Precaching with Workbox

One feature of service workers is the ability to save files to the cache when the service worker is installing. This is referred to as "precaching". Precaching makes it possible to serve cached files to the browser without going to the network. Use precaching for critical assets that your site needs even when offline: main page, styles, fallback image and essential scripts.

Using Workbox for precaching is optional. You can write your own code to precache critical assets when the service worker is installing. The primary benefit of using Workbox is its out-of-the-box version control. You'll run into a lot less trouble updating precached assets using Workbox than if you had to manage the versioning and updating of these files on your own.

Precache manifests

Precaching is driven by a list of URLs and associated versioning information for each URL. Taken together, this information is known as a precache manifest. The manifest is the "source of truth" for the state of everything meant to be in the precache for a given version of a web app. A precache manifest, in the format used by Workbox, looks something like:

[{
  url: 'app.abcd1234.js'
}, {
  url: 'offline.svg',
  revision: '7836745f'
}, {
  url: 'index.html',
  revision: '518747aa'
}]

When the service worker is installed, three cache entries are created in the Cache Storage, for each of the three listed URLs. The first asset has versioning information already included in its URL (app is the actual file name, and .abcd1234 contains the versioning information, right before the file extension .js). Workbox's build tools can detect this and exclude a revision field. The other two assets do not include any versioning info in their URLs, so Workbox's build tools create a separate revision field, containing a hash of the local file's contents.
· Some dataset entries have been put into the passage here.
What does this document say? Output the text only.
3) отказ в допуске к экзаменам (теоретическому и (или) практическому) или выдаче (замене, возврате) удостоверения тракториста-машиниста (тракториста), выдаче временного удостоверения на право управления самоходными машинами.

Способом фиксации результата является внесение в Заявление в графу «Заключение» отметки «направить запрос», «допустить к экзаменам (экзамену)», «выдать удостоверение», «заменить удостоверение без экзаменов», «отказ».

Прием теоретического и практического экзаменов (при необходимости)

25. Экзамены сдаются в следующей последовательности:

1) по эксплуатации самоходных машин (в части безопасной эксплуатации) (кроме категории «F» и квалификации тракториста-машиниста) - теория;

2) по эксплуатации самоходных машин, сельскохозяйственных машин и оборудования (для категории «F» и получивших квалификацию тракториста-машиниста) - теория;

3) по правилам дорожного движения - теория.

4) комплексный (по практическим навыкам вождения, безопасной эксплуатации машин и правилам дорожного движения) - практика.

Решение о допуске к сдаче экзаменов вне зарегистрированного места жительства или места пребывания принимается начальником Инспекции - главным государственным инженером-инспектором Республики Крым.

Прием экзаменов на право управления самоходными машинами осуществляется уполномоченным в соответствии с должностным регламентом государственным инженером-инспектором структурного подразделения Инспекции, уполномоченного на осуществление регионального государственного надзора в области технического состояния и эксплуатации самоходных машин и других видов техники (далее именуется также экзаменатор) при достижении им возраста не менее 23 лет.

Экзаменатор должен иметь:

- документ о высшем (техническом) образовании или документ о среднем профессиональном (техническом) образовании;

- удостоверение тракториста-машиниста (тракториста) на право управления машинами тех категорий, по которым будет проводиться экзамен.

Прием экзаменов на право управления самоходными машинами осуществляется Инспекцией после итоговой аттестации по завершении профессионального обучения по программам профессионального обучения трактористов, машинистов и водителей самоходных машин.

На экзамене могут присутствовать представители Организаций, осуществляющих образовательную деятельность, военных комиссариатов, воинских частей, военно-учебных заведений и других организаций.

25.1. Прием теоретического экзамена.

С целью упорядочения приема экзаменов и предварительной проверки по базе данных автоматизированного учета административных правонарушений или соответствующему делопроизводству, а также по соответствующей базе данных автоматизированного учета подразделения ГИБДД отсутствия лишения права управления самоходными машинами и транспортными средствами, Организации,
Serving precached resources

Adding assets to the cache is just one part of the precaching story—once the assets are cached, they need to respond to outgoing requests. That requires a fetch event listener in your service worker that can check which URLs have been precached, and return those cached responses reliably, bypassing the network in the process. Since the service worker checks the cache for responses (and uses those before the network), this is called a cache-first strategy.

Efficient updates

A precache manifest provides an exact representation of the expected cache state; if a URL/revision combination in the manifest changes, a service worker knows that the previous cached entry is no longer valid, and needs to be updated. It only takes a single network request, made automatically by the browser as part of the service worker update check, to determine which precached URLs need to be refreshed.

Updates to precached resources

As you release new versions of your web app over time, you need to keep previously precached URLs up to date, precache new assets, and delete outdated entries. As long as you continue generating a full precache manifest each time you rebuild your site, that manifest serves as the "source of truth" for your precache state at any point in time.

If there's an existing URL with a new revision field, or if any URLs have been added or dropped from the manifest, that's a sign to your service worker that updates need to be performed, as part of the install and activate event handlers. For instance, if you've made some changes to your site and rebuilt, your latest precache manifest might have undergone the following changes:

[{
  url: 'app.ffaa4455.js'
}, {
  url: 'offline.svg',
  revision: '7836745f'
}, {
  url: 'index.html',
  revision: '518747aa'
}]

Each of these changes tells your service worker that new requests need to be made to update previously cached entries ('offline.svg' and 'index.html') and cache new URLs ('app.ffaa4455.js'), as well as deletions to clean up URLs that are no longer used ('app.abcd1234.js').

True "app store" install experience

Another benefit of precaching is that you can give your users an experience that would otherwise be difficult to achieve outside of an "app store" installation. Once a user visits any page on your web app for the first time, you can potentially precache all of the URLs needed to display any of your web app's views ahead of time, without having to wait until they visit each individual view.

When a user installs an app, they expect every part to display quickly, not just the views that they've gone to in the past. Precaching brings that same experience to web apps.

Which of your assets should be precached?

Refer back to the Identify what's being loaded guide to get a good picture of which URLs make the most sense to precache. The general rule is to precache any HTML, JavaScript, or CSS that's loaded early on and is crucial to displaying the basic structure of a given page.

It's preferable to avoid precaching media or other assets that are loaded later (unless crucial for your web app's functionality). Instead, use a runtime caching strategy to ensure these assets are cached-as-you-go.

Always keep in mind that precaching involves using network bandwidth and storage on a user's device (just like installing an app from an app store does). It's up to you as the developer to precache judiciously, and avoid a bloated precache manifest.

Workbox's build tools help by telling you the number of items in the precache manifest as well as the total size of the precache payload.

Repeat visitors to your web app benefit in the long run from the upfront cost of precaching, since the ability it offers to avoid the network quickly pays for itself in saved bandwidth over time.